As noted earlier, the LSOA has a complex sample design.
To examine the sensitivity of these results to the violation of
the independence of observations assumption, we again
employ GEE (Groemping, 1994), now correcting the standard errors for correlation within the sampling clusters. We
find our results unchanged.
The probability of nonresponse. — Having identified
which characteristics are associated with the relative risk of
nonresponse in this sample, the next question is: How does
variation in these characteristics affect the absolute probability of becoming a nonrespondent? To explore this question,
in Table 5 the mean probability of becoming a nonrespondent is estimated for selected categories of each of the significant predictor variables using the results of Model 4 from
Table 4. These probabilities provide useful information on
the absolute size of the effect of certain characteristics in this
sample.
For example, if our entire sample were age 70 and each
individual retained all other observed characteristics, the
mean probability of becoming a first-time nonrespondent
would be 7.7 percent. If the whole sample were 90 years old,
the probability of becoming a nonrespondent would increase
approximately 3 percentage points to 10.8 percent.

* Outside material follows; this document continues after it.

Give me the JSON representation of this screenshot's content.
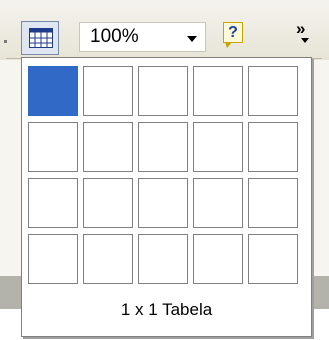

Similarly, having another sample person in the household, regardless of whether that person chose to respond or not,
results in an increase of 3 percent in the probability of
nonresponse to the subsequent interview. If our entire sample had difficulty with all 13 ADLs and IADLs, the mean
probability of nonresponse would increase from .0849 (having no difficulty with any functions) to . 1695. This is the
largest contrast among the characteristics listed.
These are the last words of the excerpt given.